Des chercheurs australiens ont identifié un composé à base de cuivre capable de réduire fortement les protéines toxiques associées à Alzheimer. Les résultats montrent une amélioration de la mémoire et ouvrent la voie à de nouvelles thérapies ciblant les mécanismes naturels de protection du cerveau.

Alzheimer : des résultats encourageants sur la réduction des protéines toxiques

Une équipe de l’Université Monash a démontré qu’un traitement expérimental à base de cuivre, nommé Cu(ATSM), améliore les mécanismes d’élimination des déchets cérébraux. Lors d’essais précliniques menés sur 56 jours, les chercheurs ont observé une augmentation de 24,1 % des pompes de nettoyage cérébral, une réduction de 42 % des dépôts bêta-amyloïdes et une amélioration de près de 44 % des capacités d’apprentissage spatial. Ces résultats suggèrent une restauration efficace de la barrière hémato-encéphalique, essentielle à la santé cognitive.

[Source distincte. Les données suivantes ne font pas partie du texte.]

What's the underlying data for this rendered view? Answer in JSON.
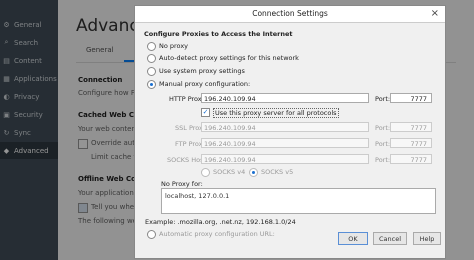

Une nouvelle perspective thérapeutique pour préserver la mémoire

Cette découverte est particulièrement encourageante car le Cu(ATSM) a déjà été évalué chez l’humain dans d’autres maladies neurologiques, ce qui pourrait accélérer son développement clinique. Grâce à ses propriétés neuroprotectrices et anti-inflammatoires, le composé pourrait contribuer à ralentir les mécanismes impliqués dans le déclin cognitif. Les chercheurs envisagent également une action bénéfique sur les cellules immunitaires du cerveau. À moyen et long terme, cette approche innovante pourrait enrichir l’arsenal thérapeutique contre Alzheimer et améliorer durablement la qualité de vie des patients.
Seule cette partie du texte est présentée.